UPI, Payment Wallet Fraud Alert! What are rogue banking apps and how to spot them? Know the safety tips

Fraudsters misuse the request feature on UPI by sending fake payment requests with messages like Enter your UPI PIN to receive money, Payment successful receive Rs XXXXX, etc. The customers need to enter PIN only for sending money. Do not Pay or enter your UPI PIN to receive money. Do not transfer funds without knowing to whom you are transferring. Ensure due diligence 

Fraud via QR Code  

Similarly, fraudsters share a QR code over WhatsApp asking for the code to be scanned to receive money in their account. Once the QR code is scanned on the mobile, all the banking credentials get shared with the fraudsters. QR code scanning is like granting banking controls to fraudsters. QR code needs to be scanned only to make payments. So, never scan QR code for receiving payments. Never share your UPI wallets PIN, card details like PIN, One-Time Password (OTP), CVV, expiry date, grid value, types of card (Visa, Mastercard, Rupay, etc.) to anyone even if the person claims to be from bank. 

At the same time, fraudsters lure the customers to download screen sharing/remote access apps like ’Screenshare’, 'AnyDesk', ‘Team Viewer’, etc. from Play Store or App Store. There are more apps similar to these apps that help in providing remote access of devices to other users. These apps are not malware, but they do grant access to your mobile data to a third party. Once the app is downloaded, a 9 or 10-digit number (app code) gets generated on the customer's mobile/ device which the fraudster would ask the customer to share.  

Once the fraudster inserts this 9-digit app code on his/her device, then s/he would ask the customer to grant certain permissions which are similar to what is required while using other apps. Post this, the fraudster will gain access to the customer’s device. Then, the customer shares the mobile app credentials and the fraudster can do the transaction through the mobile app which is already installed on the customer’s device. So, never download third-party apps such as Screenshare, Anydesk, Teamviewer, etc. based on-call requests from an unknown person even if the caller claims to be from Bank or wallet company.

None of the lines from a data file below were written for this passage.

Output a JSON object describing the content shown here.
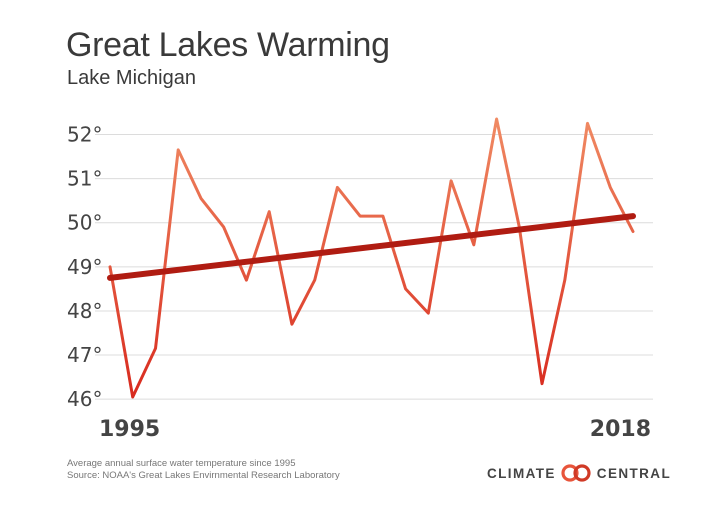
{
  "chart_data": {
    "type": "line",
    "title": "Great Lakes Warming",
    "subtitle": "Lake Michigan",
    "x": [
      1995,
      1996,
      1997,
      1998,
      1999,
      2000,
      2001,
      2002,
      2003,
      2004,
      2005,
      2006,
      2007,
      2008,
      2009,
      2010,
      2011,
      2012,
      2013,
      2014,
      2015,
      2016,
      2017,
      2018
    ],
    "x_tick_labels": [
      "1995",
      "2018"
    ],
    "series": [
      {
        "values": [
          49.0,
          46.05,
          47.15,
          51.65,
          50.55,
          49.9,
          48.7,
          50.25,
          47.7,
          48.7,
          50.8,
          50.15,
          50.15,
          48.5,
          47.95,
          50.95,
          49.5,
          52.35,
          49.9,
          46.35,
          48.7,
          52.25,
          50.8,
          49.8
        ],
        "color": "#e8553b"
      },
      {
        "type": "trend",
        "values_at_endpoints": [
          48.75,
          50.15
        ],
        "color": "#b01c12"
      }
    ],
    "y_ticks": [
      46,
      47,
      48,
      49,
      50,
      51,
      52
    ],
    "y_tick_labels": [
      "46°",
      "47°",
      "48°",
      "49°",
      "50°",
      "51°",
      "52°"
    ],
    "ylim": [
      45.8,
      52.6
    ],
    "grid": true,
    "gradient_colors": [
      "#f08a63",
      "#d82a1e"
    ]
  },
  "footer": {
    "line1": "Average annual surface water temperature since 1995",
    "line2": "Source: NOAA's Great Lakes Envirnmental Research Laboratory"
  },
  "logo": {
    "left_text": "CLIMATE",
    "right_text": "CENTRAL",
    "mark_icon": "double-ring-icon"
  }
}
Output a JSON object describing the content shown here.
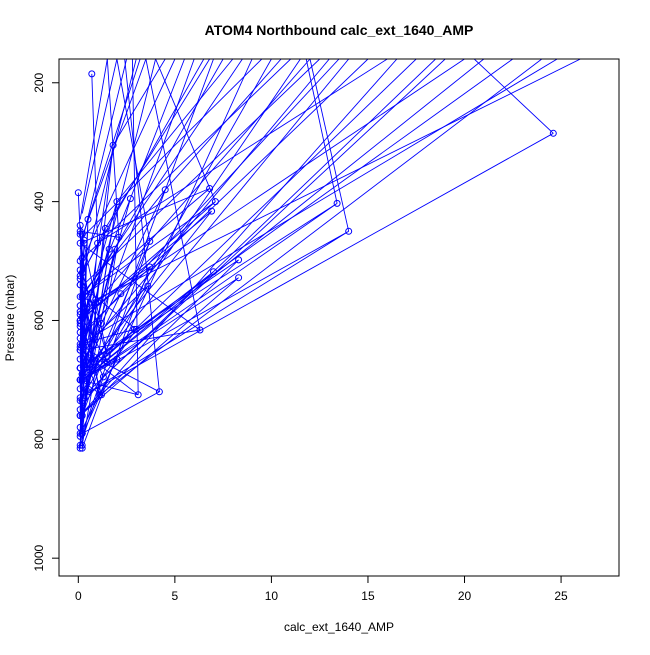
{
  "chart_data": {
    "type": "line",
    "title": "ATOM4 Northbound calc_ext_1640_AMP",
    "xlabel": "calc_ext_1640_AMP",
    "ylabel": "Pressure (mbar)",
    "xlim": [
      -1,
      28
    ],
    "ylim": [
      1030,
      160
    ],
    "y_reversed": true,
    "x_ticks": [
      0,
      5,
      10,
      15,
      20,
      25
    ],
    "y_ticks": [
      200,
      400,
      600,
      800,
      1000
    ],
    "grid": false,
    "legend": "none",
    "colors": {
      "series": "#0000ff",
      "axis": "#000000",
      "background": "#ffffff"
    },
    "series": [
      {
        "x": [
          0.7,
          1.0,
          0.2,
          1.8,
          0.1,
          0.5,
          0.2,
          2.0,
          0.1,
          0.3,
          0.1,
          2.1,
          0.2,
          0.1,
          0.2,
          2.7,
          0.1,
          0.3,
          0.1,
          0.2,
          1.4,
          0.1,
          0.8,
          0.1,
          1.9,
          0.2,
          0.1,
          0.2,
          0.1,
          4.5,
          0.1,
          0.2,
          0.1,
          2.0,
          0.1,
          0.5,
          0.1,
          0.2,
          0.1
        ],
        "y": [
          185,
          470,
          790,
          305,
          680,
          560,
          760,
          400,
          620,
          720,
          450,
          460,
          810,
          540,
          690,
          395,
          605,
          730,
          500,
          790,
          445,
          530,
          670,
          780,
          480,
          700,
          600,
          495,
          560,
          380,
          680,
          640,
          790,
          665,
          700,
          430,
          815,
          735,
          575
        ]
      },
      {
        "x": [
          0.0,
          0.1,
          0.8,
          0.1,
          1.2,
          0.1,
          0.3,
          0.1,
          1.6,
          0.2,
          0.4,
          0.1,
          1.1,
          0.1,
          0.2,
          3.7,
          0.1,
          0.3,
          0.1,
          0.2,
          2.2,
          0.1,
          0.5,
          0.1,
          1.5,
          0.2,
          0.1,
          3.0,
          0.1,
          0.2,
          0.1,
          0.9,
          0.2,
          0.1,
          1.3,
          0.1
        ],
        "y": [
          385,
          455,
          640,
          525,
          605,
          715,
          465,
          795,
          480,
          595,
          680,
          515,
          725,
          645,
          815,
          510,
          585,
          470,
          760,
          690,
          555,
          630,
          720,
          440,
          660,
          520,
          750,
          615,
          540,
          455,
          665,
          570,
          640,
          810,
          695,
          610
        ]
      },
      {
        "x": [
          24.6,
          0.1,
          14.0,
          0.2,
          13.4,
          0.1,
          8.3,
          0.1,
          8.3,
          0.2,
          7.0,
          0.2,
          6.9,
          0.1,
          7.1,
          0.2,
          6.8,
          0.1,
          6.3,
          0.1,
          4.2,
          0.2,
          3.7,
          0.1,
          3.6,
          0.1,
          3.1,
          0.1,
          2.9,
          0.1,
          1.5,
          0.1,
          1.2,
          0.1,
          0.9,
          0.1
        ],
        "y": [
          285,
          730,
          450,
          700,
          403,
          680,
          498,
          760,
          528,
          700,
          518,
          690,
          416,
          600,
          400,
          560,
          378,
          470,
          616,
          650,
          720,
          790,
          467,
          735,
          542,
          650,
          725,
          700,
          615,
          640,
          670,
          590,
          725,
          700,
          565,
          600
        ]
      }
    ],
    "upward_segments": [
      [
        0.2,
        760,
        7.0,
        160
      ],
      [
        0.2,
        720,
        10.0,
        160
      ],
      [
        0.1,
        690,
        6.0,
        160
      ],
      [
        0.3,
        640,
        4.0,
        160
      ],
      [
        0.1,
        600,
        12.0,
        160
      ],
      [
        0.2,
        560,
        8.5,
        160
      ],
      [
        0.1,
        540,
        3.0,
        160
      ],
      [
        0.2,
        500,
        5.0,
        160
      ],
      [
        0.1,
        480,
        2.5,
        160
      ],
      [
        0.2,
        460,
        9.5,
        160
      ],
      [
        0.1,
        430,
        1.5,
        160
      ],
      [
        0.3,
        700,
        14.0,
        160
      ],
      [
        0.1,
        660,
        13.0,
        160
      ],
      [
        0.2,
        620,
        15.0,
        160
      ],
      [
        0.1,
        580,
        7.5,
        160
      ],
      [
        0.2,
        520,
        6.5,
        160
      ],
      [
        0.1,
        500,
        11.0,
        160
      ],
      [
        0.3,
        450,
        3.5,
        160
      ],
      [
        0.2,
        420,
        2.0,
        160
      ],
      [
        1.0,
        470,
        16.0,
        160
      ],
      [
        1.8,
        305,
        4.5,
        160
      ],
      [
        2.0,
        400,
        8.0,
        160
      ],
      [
        2.7,
        395,
        5.5,
        160
      ],
      [
        0.5,
        430,
        3.2,
        160
      ],
      [
        4.5,
        380,
        10.5,
        160
      ],
      [
        0.8,
        670,
        11.5,
        160
      ],
      [
        1.4,
        445,
        6.8,
        160
      ],
      [
        0.1,
        800,
        9.0,
        160
      ],
      [
        1.5,
        660,
        17.5,
        160
      ],
      [
        1.1,
        725,
        24.0,
        160
      ],
      [
        3.0,
        615,
        22.5,
        160
      ],
      [
        0.1,
        640,
        24.8,
        160
      ],
      [
        0.1,
        760,
        16.5,
        160
      ],
      [
        0.2,
        590,
        20.0,
        160
      ],
      [
        0.5,
        720,
        18.5,
        160
      ],
      [
        0.9,
        565,
        26.0,
        160
      ],
      [
        0.2,
        700,
        21.0,
        160
      ],
      [
        0.1,
        545,
        12.5,
        160
      ],
      [
        1.3,
        695,
        19.0,
        160
      ],
      [
        2.2,
        555,
        13.5,
        160
      ]
    ],
    "downward_segments": [
      [
        11.8,
        160,
        13.4,
        403
      ],
      [
        12.0,
        160,
        14.0,
        450
      ],
      [
        20.5,
        160,
        24.6,
        285
      ],
      [
        3.5,
        160,
        6.3,
        616
      ],
      [
        2.4,
        160,
        4.2,
        720
      ],
      [
        2.8,
        160,
        3.1,
        725
      ],
      [
        1.5,
        160,
        2.1,
        460
      ],
      [
        2.0,
        160,
        3.7,
        467
      ],
      [
        4.0,
        160,
        7.1,
        400
      ]
    ]
  }
}
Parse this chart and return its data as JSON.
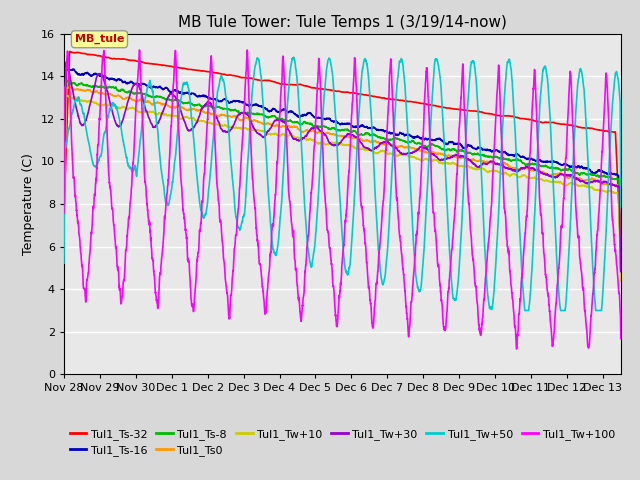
{
  "title": "MB Tule Tower: Tule Temps 1 (3/19/14-now)",
  "ylabel": "Temperature (C)",
  "ylim": [
    0,
    16
  ],
  "yticks": [
    0,
    2,
    4,
    6,
    8,
    10,
    12,
    14,
    16
  ],
  "x_tick_labels": [
    "Nov 28",
    "Nov 29",
    "Nov 30",
    "Dec 1",
    "Dec 2",
    "Dec 3",
    "Dec 4",
    "Dec 5",
    "Dec 6",
    "Dec 7",
    "Dec 8",
    "Dec 9",
    "Dec 10",
    "Dec 11",
    "Dec 12",
    "Dec 13"
  ],
  "x_tick_positions": [
    0,
    1,
    2,
    3,
    4,
    5,
    6,
    7,
    8,
    9,
    10,
    11,
    12,
    13,
    14,
    15
  ],
  "legend_entries": [
    "Tul1_Ts-32",
    "Tul1_Ts-16",
    "Tul1_Ts-8",
    "Tul1_Ts0",
    "Tul1_Tw+10",
    "Tul1_Tw+30",
    "Tul1_Tw+50",
    "Tul1_Tw+100"
  ],
  "legend_colors": [
    "#ff0000",
    "#0000bb",
    "#00bb00",
    "#ff9900",
    "#cccc00",
    "#9900cc",
    "#00cccc",
    "#ff00ff"
  ],
  "label_box_text": "MB_tule",
  "label_box_color": "#ffff99",
  "label_box_text_color": "#cc0000",
  "background_color": "#d8d8d8",
  "plot_bg_color": "#e8e8e8",
  "grid_color": "#ffffff",
  "title_fontsize": 11,
  "axis_fontsize": 9,
  "tick_fontsize": 8
}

Never download any application/ UPI app/ payment wallet recommended/ requested by any unknown person.  

Fraud via Social Media 

Moreover, fraudsters track complaints in social media and share fake contacts or impersonate bankers or RBI officials in response to a post and ask for confidential information which no banker is supposed to ask for. Do not search for helpline numbers on Google, Facebook, Twitter. Instead, check the official website. 

Likewise, fraudsters manage to get a duplicate SIM, which provides them access to one-time passwords. They do this by pretending to be from a mobile company and asking you to forward an SMS containing the SIM card number to activate the duplicate SIM. Do not respond to texts, e-mails from unknown addresses to click on links.

See Zee Business Live TV Streaming Below:

Rogue Banking Apps 

Rogue banking apps are illegitimate or look-alike banking apps with embedded malware with an intention to steal sensitive/critical data or banking credentials. These may be generally available online as freeware. 

Cybercriminals are known to imitate legitimate versions of apps and embed them with mobile malware – an act called Trojanizing. These malicious apps are designed to look like real mobile banking apps. Cybercriminals use different tricks like using the same images and icons and closely imitating the publisher’s name 

Some rogue mobile apps may come with well-written legal terms usually highlighting the fact that the app may charge you. Even if these legal terms make the app seem legit, its best you read them carefully. 

The rogue app can drain your phone battery really fast. So, battery running low frequently might be a sign of infection with malware or virus.  Check your phone bill periodically and keep tabs on any suspicious activity. If you spot unusual activity in your phone or in your bill, contact your mobile network provider. Check the app’s download page for inconsistencies or misspellings. Those are tell-tale signs of a fake.